You can't dramatically "speed up" your metabolism with a food or trick — but you genuinely can raise how many calories you burn over time. "Metabolic eating" is one of 2026's big trends, and there's a sensible core to it once you strip out the hype. Here's what actually works.
What your metabolism actually is
Your metabolism is everything your body burns in a day — mostly just keeping you alive (your maintenance calories / TDEE). The biggest lever isn't a secret food; it's how much muscle you carry and how much you move.
What really works
- Build and keep muscle. Muscle burns more at rest than fat, and strength training is the way to build it.
- Eat enough protein. Digesting protein itself burns more energy than carbs or fat, and it protects muscle (how much protein per day).
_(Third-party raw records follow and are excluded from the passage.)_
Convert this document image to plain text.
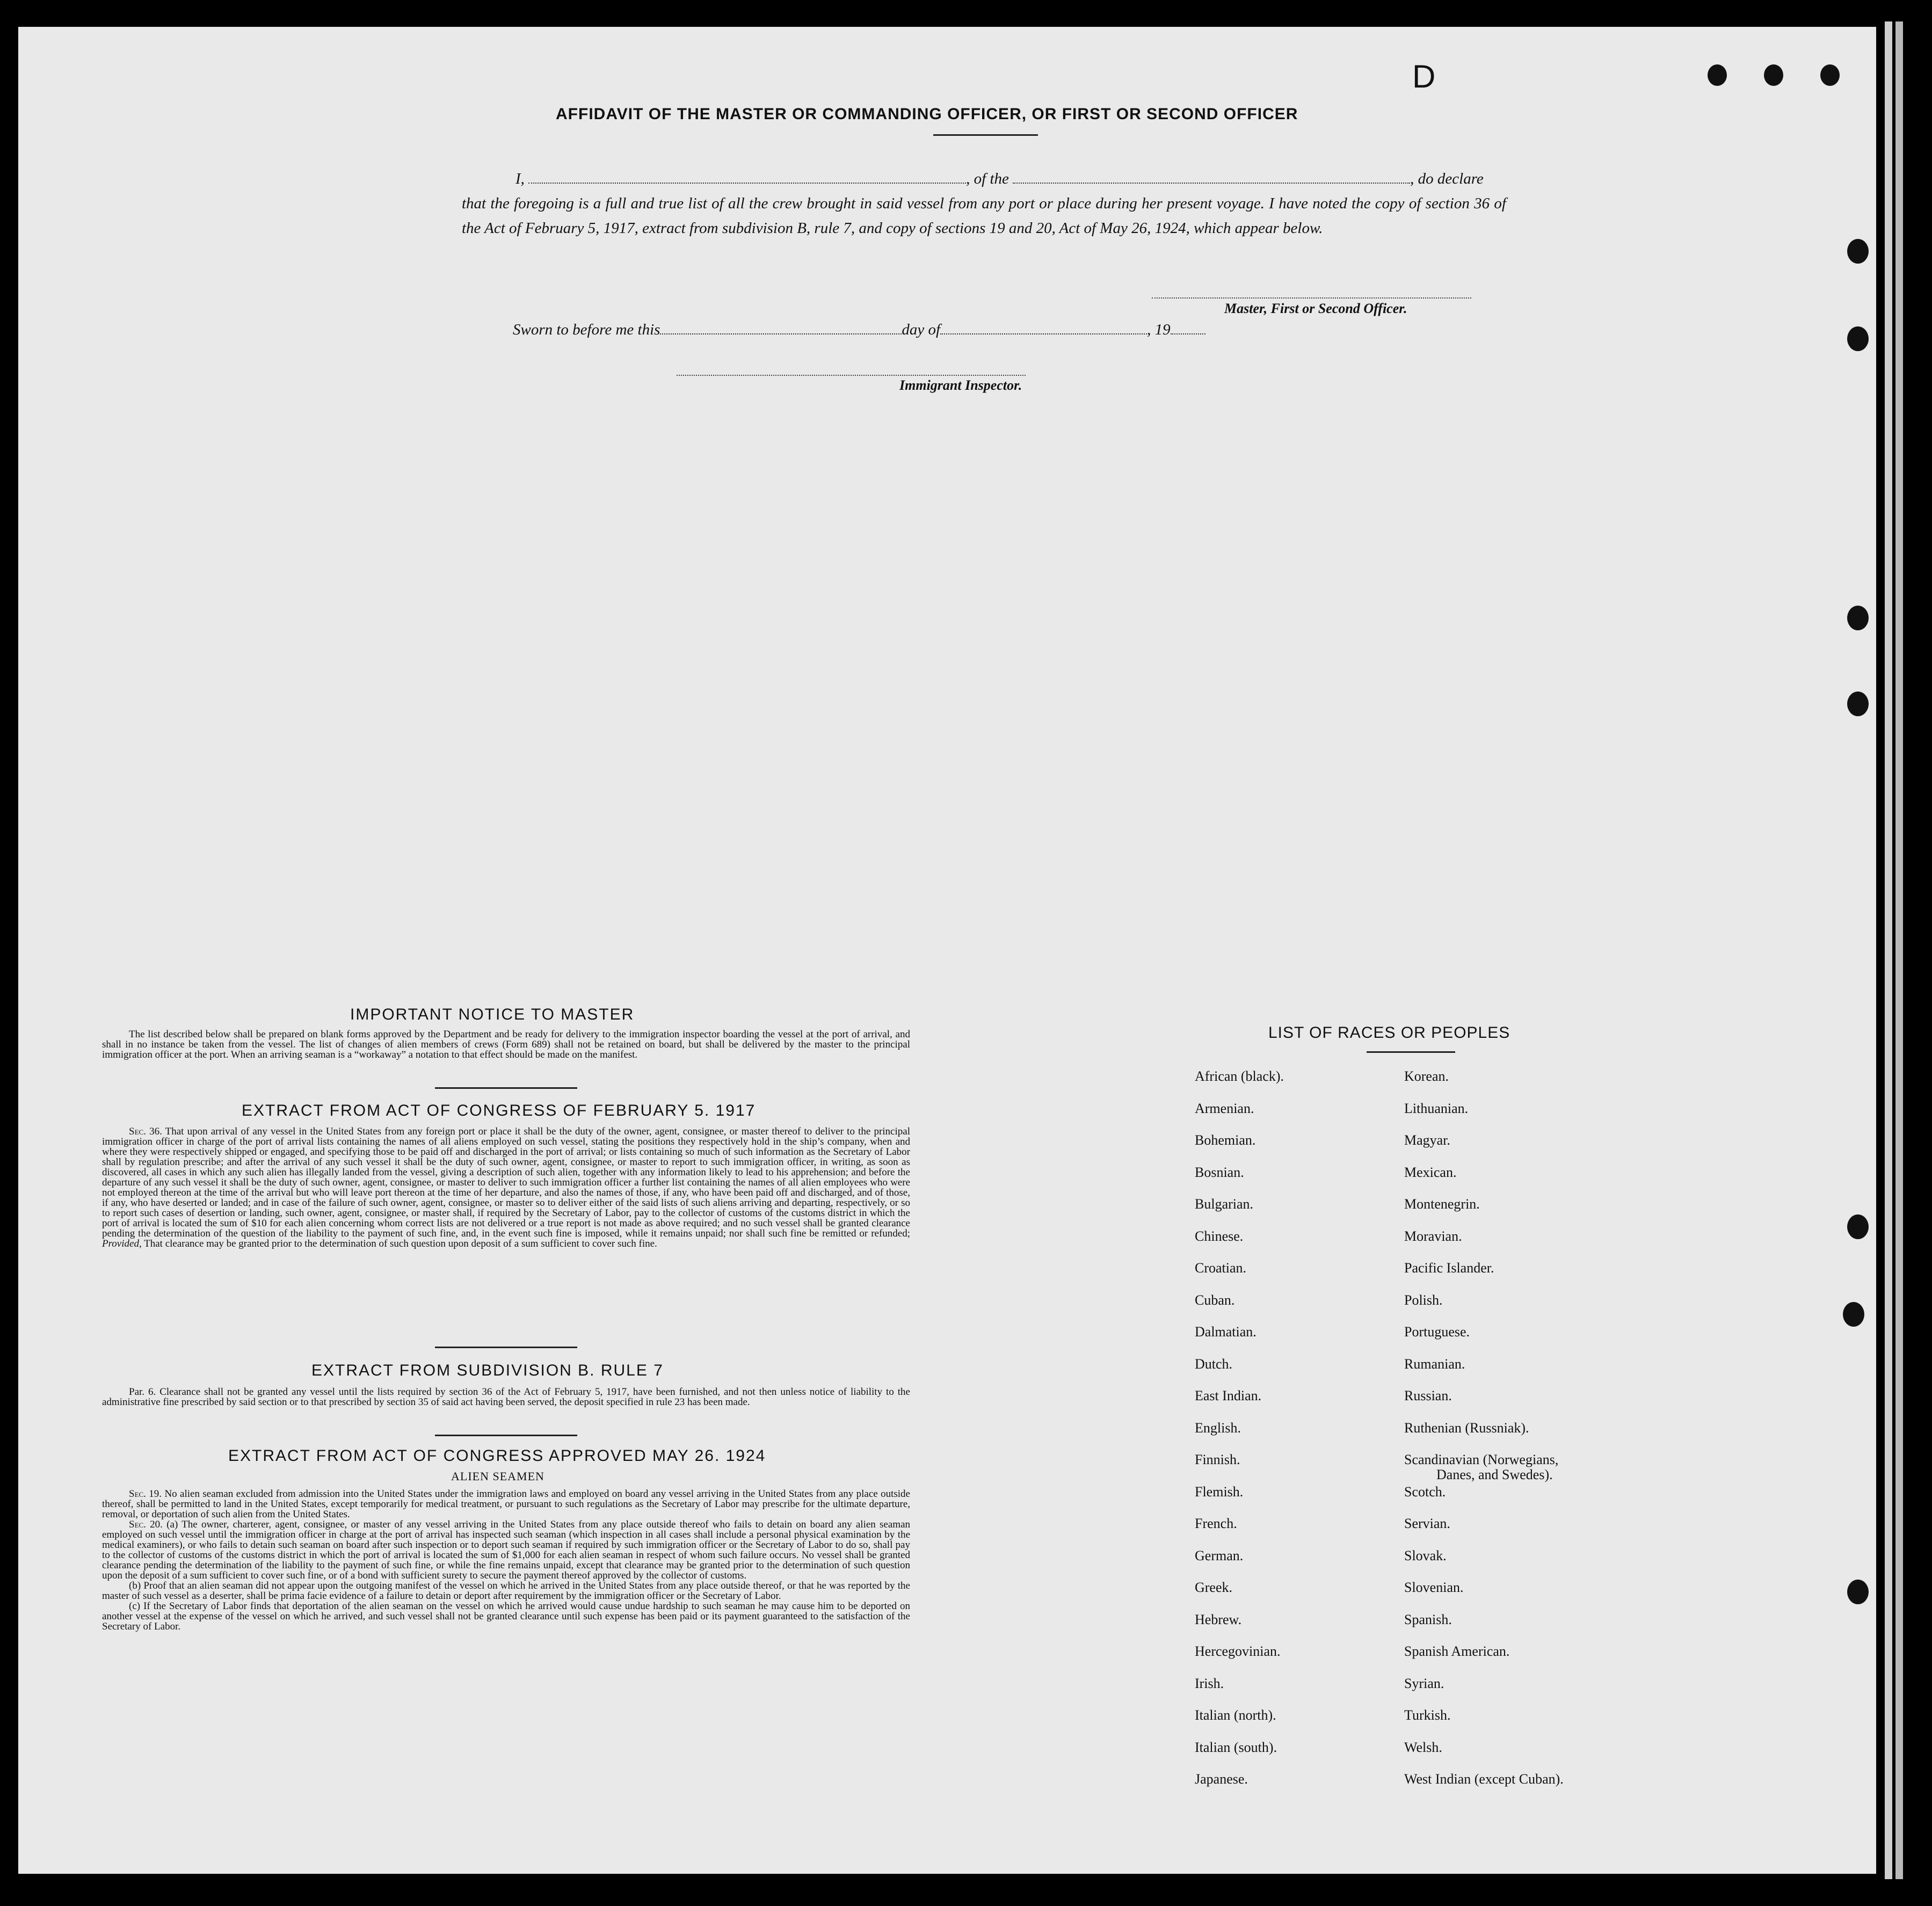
D
AFFIDAVIT OF THE MASTER OR COMMANDING OFFICER, OR FIRST OR SECOND OFFICER
I,	, of the	, do declare
that the foregoing is a full and true list of all the crew brought in said vessel from any port or place during her present voyage. I have noted the copy of section 36 of the Act of February 5, 1917, extract from subdivision B, rule 7, and copy of sections 19 and 20, Act of May 26, 1924, which appear below.
Master, First or Second Officer.
Sworn to before me this	day of	, 19
Immigrant Inspector.
IMPORTANT NOTICE TO MASTER

The list described below shall be prepared on blank forms approved by the Department and be ready for delivery to the immigration inspector boarding the vessel at the port of arrival, and shall in no instance be taken from the vessel. The list of changes of alien members of crews (Form 689) shall not be retained on board, but shall be delivered by the master to the principal immigration officer at the port. When an arriving seaman is a “workaway” a notation to that effect should be made on the manifest.

EXTRACT FROM ACT OF CONGRESS OF FEBRUARY 5. 1917

Sec. 36. That upon arrival of any vessel in the United States from any foreign port or place it shall be the duty of the owner, agent, consignee, or master thereof to deliver to the principal immigration officer in charge of the port of arrival lists containing the names of all aliens employed on such vessel, stating the positions they respectively hold in the ship’s company, when and where they were respectively shipped or engaged, and specifying those to be paid off and discharged in the port of arrival; or lists containing so much of such information as the Secretary of Labor shall by regulation prescribe; and after the arrival of any such vessel it shall be the duty of such owner, agent, consignee, or master to report to such immigration officer, in writing, as soon as discovered, all cases in which any such alien has illegally landed from the vessel, giving a description of such alien, together with any information likely to lead to his apprehension; and before the departure of any such vessel it shall be the duty of such owner, agent, consignee, or master to deliver to such immigration officer a further list containing the names of all alien employees who were not employed thereon at the time of the arrival but who will leave port thereon at the time of her departure, and also the names of those, if any, who have been paid off and discharged, and of those, if any, who have deserted or landed; and in case of the failure of such owner, agent, consignee, or master so to deliver either of the said lists of such aliens arriving and departing, respectively, or so to report such cases of desertion or landing, such owner, agent, consignee, or master shall, if required by the Secretary of Labor, pay to the collector of customs of the customs district in which the port of arrival is located the sum of $10 for each alien concerning whom correct lists are not delivered or a true report is not made as above required; and no such vessel shall be granted clearance pending the determination of the question of the liability to the payment of such fine, and, in the event such fine is imposed, while it remains unpaid; nor shall such fine be remitted or refunded; Provided, That clearance may be granted prior to the determination of such question upon deposit of a sum sufficient to cover such fine.

EXTRACT FROM SUBDIVISION B. RULE 7

Par. 6. Clearance shall not be granted any vessel until the lists required by section 36 of the Act of February 5, 1917, have been furnished, and not then unless notice of liability to the administrative fine prescribed by said section or to that prescribed by section 35 of said act having been served, the deposit specified in rule 23 has been made.

EXTRACT FROM ACT OF CONGRESS APPROVED MAY 26. 1924
ALIEN SEAMEN

Sec. 19. No alien seaman excluded from admission into the United States under the immigration laws and employed on board any vessel arriving in the United States from any place outside thereof, shall be permitted to land in the United States, except temporarily for medical treatment, or pursuant to such regulations as the Secretary of Labor may prescribe for the ultimate departure, removal, or deportation of such alien from the United States.

Sec. 20. (a) The owner, charterer, agent, consignee, or master of any vessel arriving in the United States from any place outside thereof who fails to detain on board any alien seaman employed on such vessel until the immigration officer in charge at the port of arrival has inspected such seaman (which inspection in all cases shall include a personal physical examination by the medical examiners), or who fails to detain such seaman on board after such inspection or to deport such seaman if required by such immigration officer or the Secretary of Labor to do so, shall pay to the collector of customs of the customs district in which the port of arrival is located the sum of $1,000 for each alien seaman in respect of whom such failure occurs. No vessel shall be granted clearance pending the determination of the liability to the payment of such fine, or while the fine remains unpaid, except that clearance may be granted prior to the determination of such question upon the deposit of a sum sufficient to cover such fine, or of a bond with sufficient surety to secure the payment thereof approved by the collector of customs.

(b) Proof that an alien seaman did not appear upon the outgoing manifest of the vessel on which he arrived in the United States from any place outside thereof, or that he was reported by the master of such vessel as a deserter, shall be prima facie evidence of a failure to detain or deport after requirement by the immigration officer or the Secretary of Labor.

(c) If the Secretary of Labor finds that deportation of the alien seaman on the vessel on which he arrived would cause undue hardship to such seaman he may cause him to be deported on another vessel at the expense of the vessel on which he arrived, and such vessel shall not be granted clearance until such expense has been paid or its payment guaranteed to the satisfaction of the Secretary of Labor.

LIST OF RACES OR PEOPLES
African (black).
Armenian.
Bohemian.
Bosnian.
Bulgarian.
Chinese.
Croatian.
Cuban.
Dalmatian.
Dutch.
East Indian.
English.
Finnish.
Flemish.
French.
German.
Greek.
Hebrew.
Hercegovinian.
Irish.
Italian (north).
Italian (south).
Japanese.
Korean.
Lithuanian.
Magyar.
Mexican.
Montenegrin.
Moravian.
Pacific Islander.
Polish.
Portuguese.
Rumanian.
Russian.
Ruthenian (Russniak).
Scandinavian (Norwegians,
Danes, and Swedes).
Scotch.
Servian.
Slovak.
Slovenian.
Spanish.
Spanish American.
Syrian.
Turkish.
Welsh.
West Indian (except Cuban).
- Move more day-to-day. Everyday movement (steps, fidgeting, standing) burns more than most workouts — and it's easy to add.
- Don't crash-diet. Very low calories for too long lowers your burn. Eat enough to keep muscle (how to break a weight loss plateau).
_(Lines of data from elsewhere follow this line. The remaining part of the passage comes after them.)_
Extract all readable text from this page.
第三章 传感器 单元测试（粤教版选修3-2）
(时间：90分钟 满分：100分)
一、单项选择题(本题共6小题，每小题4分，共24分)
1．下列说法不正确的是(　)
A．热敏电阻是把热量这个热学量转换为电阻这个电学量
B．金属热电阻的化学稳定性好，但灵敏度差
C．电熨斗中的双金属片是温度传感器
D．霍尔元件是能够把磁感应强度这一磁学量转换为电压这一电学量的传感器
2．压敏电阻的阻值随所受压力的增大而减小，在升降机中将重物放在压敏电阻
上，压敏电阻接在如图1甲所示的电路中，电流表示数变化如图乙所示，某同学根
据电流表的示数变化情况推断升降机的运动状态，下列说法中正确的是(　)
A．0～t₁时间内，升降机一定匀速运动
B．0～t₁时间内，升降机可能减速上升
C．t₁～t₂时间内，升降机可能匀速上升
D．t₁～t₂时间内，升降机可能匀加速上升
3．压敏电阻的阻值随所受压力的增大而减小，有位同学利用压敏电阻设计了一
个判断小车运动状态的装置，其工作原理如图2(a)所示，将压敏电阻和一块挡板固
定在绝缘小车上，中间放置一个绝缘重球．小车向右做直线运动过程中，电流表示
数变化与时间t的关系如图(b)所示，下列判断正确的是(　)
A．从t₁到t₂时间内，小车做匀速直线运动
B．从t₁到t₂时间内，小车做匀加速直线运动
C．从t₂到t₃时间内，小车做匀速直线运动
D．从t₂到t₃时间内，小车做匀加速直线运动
- Sleep well. Poor sleep worsens appetite and recovery.
The myths
"Metabolism-boosting" teas, spicy foods, eating every 2 hours, and ice water burn a trivial number of calories — nowhere near enough to matter. If it promises to "torch" your metabolism, it's selling something.
Fuel muscle, not myths
forme tracks your protein and calories from a quick scan and scores food for your goals — so you fuel the muscle and habits that actually keep your metabolism up.
The bottom line
You can't shortcut your metabolism, but you can raise it: build muscle, eat enough protein, move more, sleep, and don't crash-diet. Skip the teas and tricks. This is general information, not medical or dietary advice.